Explore alternatives to Klaviyo based on how teams actually work.

Last updated: December 28, 2025

How to Read This List

Teams exploring options beyond Klaviyo typically face decisions around pricing structure, automation depth, or how the tool fits their specific workflow (creator-focused vs ecommerce vs general email).

The platforms below are ordered by use case similarity. Each section describes how teams actually work with the tool day to day — not just feature lists.

#1 Omnisend

Omnisend screenshot

Omnisend is typically used by ecommerce teams that run customer messaging tied to store activity, such as promotions and lifecycle follow-ups. It is often owned by a marketer or small team managing email alongside SMS and web push.

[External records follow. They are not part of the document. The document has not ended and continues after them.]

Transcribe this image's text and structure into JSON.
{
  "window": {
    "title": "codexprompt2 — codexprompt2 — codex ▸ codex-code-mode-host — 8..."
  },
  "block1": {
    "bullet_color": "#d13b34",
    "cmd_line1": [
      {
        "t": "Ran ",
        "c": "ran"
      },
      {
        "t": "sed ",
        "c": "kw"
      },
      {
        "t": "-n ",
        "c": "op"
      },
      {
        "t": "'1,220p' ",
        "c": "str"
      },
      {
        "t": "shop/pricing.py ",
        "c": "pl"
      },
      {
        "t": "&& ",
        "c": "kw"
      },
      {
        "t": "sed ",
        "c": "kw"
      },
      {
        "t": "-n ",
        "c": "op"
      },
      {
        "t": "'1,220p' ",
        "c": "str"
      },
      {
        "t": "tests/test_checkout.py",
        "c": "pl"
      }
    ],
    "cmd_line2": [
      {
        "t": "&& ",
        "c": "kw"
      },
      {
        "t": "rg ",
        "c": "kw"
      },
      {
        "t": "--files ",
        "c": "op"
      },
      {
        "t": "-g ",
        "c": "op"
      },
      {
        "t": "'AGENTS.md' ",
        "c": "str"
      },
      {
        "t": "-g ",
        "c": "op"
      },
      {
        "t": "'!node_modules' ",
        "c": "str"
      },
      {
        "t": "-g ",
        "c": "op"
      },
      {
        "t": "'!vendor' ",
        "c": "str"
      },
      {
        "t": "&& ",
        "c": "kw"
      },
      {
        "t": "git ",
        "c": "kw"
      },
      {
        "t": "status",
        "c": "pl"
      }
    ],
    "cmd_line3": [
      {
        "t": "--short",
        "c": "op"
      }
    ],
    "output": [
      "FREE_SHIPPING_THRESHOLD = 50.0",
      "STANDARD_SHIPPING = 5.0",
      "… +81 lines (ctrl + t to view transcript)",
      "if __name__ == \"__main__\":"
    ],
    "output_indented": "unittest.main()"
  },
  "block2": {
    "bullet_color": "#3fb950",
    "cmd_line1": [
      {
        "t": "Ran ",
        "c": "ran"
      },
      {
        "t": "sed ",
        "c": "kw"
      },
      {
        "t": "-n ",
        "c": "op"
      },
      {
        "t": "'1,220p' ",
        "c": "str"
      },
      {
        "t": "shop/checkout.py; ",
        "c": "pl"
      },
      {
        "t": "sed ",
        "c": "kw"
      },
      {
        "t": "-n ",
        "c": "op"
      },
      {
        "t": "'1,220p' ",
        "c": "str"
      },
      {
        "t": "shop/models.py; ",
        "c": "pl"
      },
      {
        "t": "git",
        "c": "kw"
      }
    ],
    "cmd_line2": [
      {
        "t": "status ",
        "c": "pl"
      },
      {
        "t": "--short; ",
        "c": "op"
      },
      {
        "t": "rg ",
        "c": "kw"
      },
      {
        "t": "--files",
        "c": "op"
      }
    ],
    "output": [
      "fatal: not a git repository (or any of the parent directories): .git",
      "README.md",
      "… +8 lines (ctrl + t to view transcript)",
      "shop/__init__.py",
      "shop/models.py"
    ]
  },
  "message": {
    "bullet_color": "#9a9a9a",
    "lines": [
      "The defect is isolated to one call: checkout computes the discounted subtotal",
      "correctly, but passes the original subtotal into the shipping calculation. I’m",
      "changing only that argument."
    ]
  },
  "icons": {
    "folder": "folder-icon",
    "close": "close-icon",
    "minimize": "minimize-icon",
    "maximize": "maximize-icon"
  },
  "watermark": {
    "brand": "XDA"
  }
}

Teams connect their ecommerce platform so customer events sync in real time, then build a routine around two tracks: scheduled campaigns and always-on automations. Day to day, they segment by purchase and engagement behavior, update creative, and review automation and channel performance.

Good Fit For

  • Brands running weekly promotional sends and needing targeting based on purchases, browsing, and engagement
  • Teams setting up standard lifecycle flows like welcome, cart recovery, post-purchase, back-in-stock, and win-back with periodic optimization
  • Marketers who want to coordinate email, SMS, and web push in the same workflow for time-sensitive retail messaging

Considerations

  • Cross-channel programs add operational overhead around consent, message frequency, and keeping templates consistent across channels
  • Performance reporting is oriented around campaign and automation revenue, which may require extra work to align with broader analytics or attribution practices

#2 Drip

Drip screenshot

Drip is typically used by B2C teams that sell physical or digital products online and rely on email to convert subscribers into repeat buyers. It commonly shows up in ecommerce, creator-led brands, and businesses that manage bookings or enrollments.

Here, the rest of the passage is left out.